╔══❖•ೋ°° ೋ•❖══╗

*SBUM*
*Sobat Bertanya*
*Ustadz Menjawab*

╚══❖•ೋ°° ೋ•❖══╝

*NO : 1⃣0⃣2⃣*

*Dirangkum oleh Grup Islam Sunnah | GiS*
https://grupislamsunnah.com

*Kumpulan Soal Jawab SBUM*
*Silakan Klik :* https://t.me/GiS_soaljawab

═══════ ° ೋ• ═══════

*Judul bahasan*
*BOLEHKAH MENGGABUNGKAN*
*PUASA SUNNAH?*

*Pertanyaan*
Nama : Salsabila
Angkatan : 01
Grup : 124
Domisili : –

بسم الله الرحمن الرحيم

السلام عليكم ورحمة الله وبركاته

Semoga Ustadz beserta keluarga senantiasa dalam lindungan dan limpahan rahmat Allah Subhaanahu Wa Ta’ala.
Aamiin…

Afwan Ustadz izin bertanya, Apakah boleh menggabungkan niat puasa, baik puasa Senin-Kamis, puasa Ayyamul Bidh yang bertepatan di hari Senin-Kamis, dan puasa Daud?

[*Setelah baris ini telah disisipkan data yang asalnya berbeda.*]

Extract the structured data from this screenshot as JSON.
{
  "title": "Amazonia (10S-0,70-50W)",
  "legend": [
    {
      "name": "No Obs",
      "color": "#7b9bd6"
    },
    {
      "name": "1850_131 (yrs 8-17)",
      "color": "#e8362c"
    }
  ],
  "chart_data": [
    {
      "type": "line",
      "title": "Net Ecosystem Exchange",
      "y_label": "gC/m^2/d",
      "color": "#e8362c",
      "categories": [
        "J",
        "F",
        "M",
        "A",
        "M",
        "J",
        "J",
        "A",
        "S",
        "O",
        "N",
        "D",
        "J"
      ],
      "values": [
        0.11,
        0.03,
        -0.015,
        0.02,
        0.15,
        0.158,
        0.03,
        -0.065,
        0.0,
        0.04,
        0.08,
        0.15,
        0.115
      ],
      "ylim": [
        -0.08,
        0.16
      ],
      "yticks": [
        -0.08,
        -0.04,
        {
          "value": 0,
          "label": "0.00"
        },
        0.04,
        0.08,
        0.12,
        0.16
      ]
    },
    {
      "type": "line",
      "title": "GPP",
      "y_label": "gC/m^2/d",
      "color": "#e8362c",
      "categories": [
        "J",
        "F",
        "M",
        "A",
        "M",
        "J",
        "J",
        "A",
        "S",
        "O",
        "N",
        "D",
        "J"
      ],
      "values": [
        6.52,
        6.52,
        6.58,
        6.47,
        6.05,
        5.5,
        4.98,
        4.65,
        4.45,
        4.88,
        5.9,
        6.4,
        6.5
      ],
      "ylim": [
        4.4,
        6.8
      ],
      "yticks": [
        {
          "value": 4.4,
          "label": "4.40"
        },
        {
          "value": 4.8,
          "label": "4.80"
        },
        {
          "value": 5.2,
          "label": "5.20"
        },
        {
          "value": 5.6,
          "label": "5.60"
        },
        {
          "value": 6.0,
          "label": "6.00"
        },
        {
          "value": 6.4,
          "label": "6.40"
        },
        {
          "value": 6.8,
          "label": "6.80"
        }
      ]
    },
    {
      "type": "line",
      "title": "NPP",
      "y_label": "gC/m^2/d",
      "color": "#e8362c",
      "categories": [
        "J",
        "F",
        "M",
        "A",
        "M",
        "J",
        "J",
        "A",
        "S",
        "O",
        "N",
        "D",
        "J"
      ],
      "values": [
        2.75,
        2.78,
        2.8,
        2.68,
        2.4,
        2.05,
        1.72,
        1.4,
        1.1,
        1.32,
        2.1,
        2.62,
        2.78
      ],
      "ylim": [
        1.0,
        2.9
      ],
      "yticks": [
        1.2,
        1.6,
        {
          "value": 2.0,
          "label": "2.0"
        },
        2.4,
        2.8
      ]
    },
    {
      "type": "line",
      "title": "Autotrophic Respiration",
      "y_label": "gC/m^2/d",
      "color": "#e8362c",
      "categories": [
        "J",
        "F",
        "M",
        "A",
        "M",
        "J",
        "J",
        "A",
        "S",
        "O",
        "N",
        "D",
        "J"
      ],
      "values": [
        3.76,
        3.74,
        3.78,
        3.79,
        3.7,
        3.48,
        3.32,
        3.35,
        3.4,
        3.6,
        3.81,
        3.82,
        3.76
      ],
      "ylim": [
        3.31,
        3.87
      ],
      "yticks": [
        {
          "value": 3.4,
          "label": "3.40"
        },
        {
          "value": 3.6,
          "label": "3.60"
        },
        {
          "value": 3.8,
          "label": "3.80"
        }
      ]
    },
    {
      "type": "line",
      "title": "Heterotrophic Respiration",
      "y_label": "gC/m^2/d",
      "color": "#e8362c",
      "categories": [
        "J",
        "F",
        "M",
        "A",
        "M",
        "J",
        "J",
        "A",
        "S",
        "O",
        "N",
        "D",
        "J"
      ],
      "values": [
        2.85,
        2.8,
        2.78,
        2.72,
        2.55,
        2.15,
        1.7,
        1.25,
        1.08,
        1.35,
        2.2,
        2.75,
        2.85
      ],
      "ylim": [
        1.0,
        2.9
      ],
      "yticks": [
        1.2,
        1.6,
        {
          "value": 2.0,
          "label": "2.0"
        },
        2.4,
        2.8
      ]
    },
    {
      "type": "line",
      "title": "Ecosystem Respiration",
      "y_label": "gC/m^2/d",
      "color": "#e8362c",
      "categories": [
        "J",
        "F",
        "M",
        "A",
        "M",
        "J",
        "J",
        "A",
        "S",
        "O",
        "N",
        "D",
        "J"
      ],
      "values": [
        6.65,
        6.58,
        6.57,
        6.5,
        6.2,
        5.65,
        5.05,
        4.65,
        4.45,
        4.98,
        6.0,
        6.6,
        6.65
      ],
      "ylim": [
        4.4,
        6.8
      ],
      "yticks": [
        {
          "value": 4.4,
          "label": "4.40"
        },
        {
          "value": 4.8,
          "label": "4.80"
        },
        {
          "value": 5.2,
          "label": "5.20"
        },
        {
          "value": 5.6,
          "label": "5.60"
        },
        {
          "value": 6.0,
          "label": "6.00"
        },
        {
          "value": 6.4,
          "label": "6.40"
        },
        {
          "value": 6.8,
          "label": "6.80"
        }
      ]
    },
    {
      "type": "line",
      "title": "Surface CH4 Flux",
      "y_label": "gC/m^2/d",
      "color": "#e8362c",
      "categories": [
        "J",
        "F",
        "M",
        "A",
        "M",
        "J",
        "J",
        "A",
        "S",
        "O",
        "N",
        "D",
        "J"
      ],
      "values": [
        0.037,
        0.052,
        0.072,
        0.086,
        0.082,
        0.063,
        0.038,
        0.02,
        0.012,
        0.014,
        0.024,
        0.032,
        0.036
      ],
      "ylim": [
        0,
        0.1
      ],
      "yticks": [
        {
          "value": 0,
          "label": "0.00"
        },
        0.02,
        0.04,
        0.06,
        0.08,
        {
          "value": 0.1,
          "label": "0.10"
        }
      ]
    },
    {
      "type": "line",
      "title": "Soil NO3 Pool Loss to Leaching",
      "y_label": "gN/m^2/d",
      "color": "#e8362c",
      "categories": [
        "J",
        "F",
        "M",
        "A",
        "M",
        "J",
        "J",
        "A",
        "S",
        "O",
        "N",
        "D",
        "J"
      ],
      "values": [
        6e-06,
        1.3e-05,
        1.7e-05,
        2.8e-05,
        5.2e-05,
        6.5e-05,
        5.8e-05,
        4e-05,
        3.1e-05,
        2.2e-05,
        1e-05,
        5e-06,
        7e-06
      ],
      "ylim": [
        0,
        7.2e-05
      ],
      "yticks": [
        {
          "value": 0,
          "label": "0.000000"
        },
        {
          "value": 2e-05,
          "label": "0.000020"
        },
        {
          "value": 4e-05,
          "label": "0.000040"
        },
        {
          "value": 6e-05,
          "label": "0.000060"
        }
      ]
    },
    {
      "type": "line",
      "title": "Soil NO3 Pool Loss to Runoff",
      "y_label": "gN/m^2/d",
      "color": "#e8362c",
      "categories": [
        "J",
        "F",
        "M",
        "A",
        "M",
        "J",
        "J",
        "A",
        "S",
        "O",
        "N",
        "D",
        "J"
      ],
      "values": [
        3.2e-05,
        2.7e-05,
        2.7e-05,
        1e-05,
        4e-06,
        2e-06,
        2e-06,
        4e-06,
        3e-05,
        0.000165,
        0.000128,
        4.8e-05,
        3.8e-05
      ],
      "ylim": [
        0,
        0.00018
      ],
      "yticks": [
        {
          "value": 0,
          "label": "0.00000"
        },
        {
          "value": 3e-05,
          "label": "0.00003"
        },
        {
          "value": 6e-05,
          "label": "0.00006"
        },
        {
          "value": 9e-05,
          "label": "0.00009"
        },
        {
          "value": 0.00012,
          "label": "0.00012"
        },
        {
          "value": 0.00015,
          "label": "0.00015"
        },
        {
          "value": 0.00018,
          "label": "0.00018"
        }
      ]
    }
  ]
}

جزاكم الله خيرا وبارك الله فيكم.

*Jawaban*

وعليكم السلام ورحمة اللّه وبركاته

بسم الله

Untuk mengetahui hal tersebut, maka ada beberapa hal yang perlu kita pahami terlebih dahulu.
Yaitu memperhatikan atau melihat latar belakang disyari’atkannya ibadah tersebut, dan para ulama membagi ibadah menjadi dua.

*Pertama*
Ibadah yang maqsudah li dzatiha, artinya keberadaan ibadah merupakan tujuan utama disyari’atkannya ibadah tersebut. Sehingga ibadah ini harus ada secara khusus. Semua ibadah wajib, shalat wajib, puasa wajib, dan seterusnya masuk jenis pertama ini.

*Kedua*
Kebalikan dari yang pertama, ibadah yang laisa maqsudah li dzatiha, artinya keberadaan ibadah itu bukan merupakan tujuan utama disyari’atkannya ibadah tersebut. Tujuan utamanya adalah yang penting amalan itu ada di kesempatan tersebut, apapun bentuknya.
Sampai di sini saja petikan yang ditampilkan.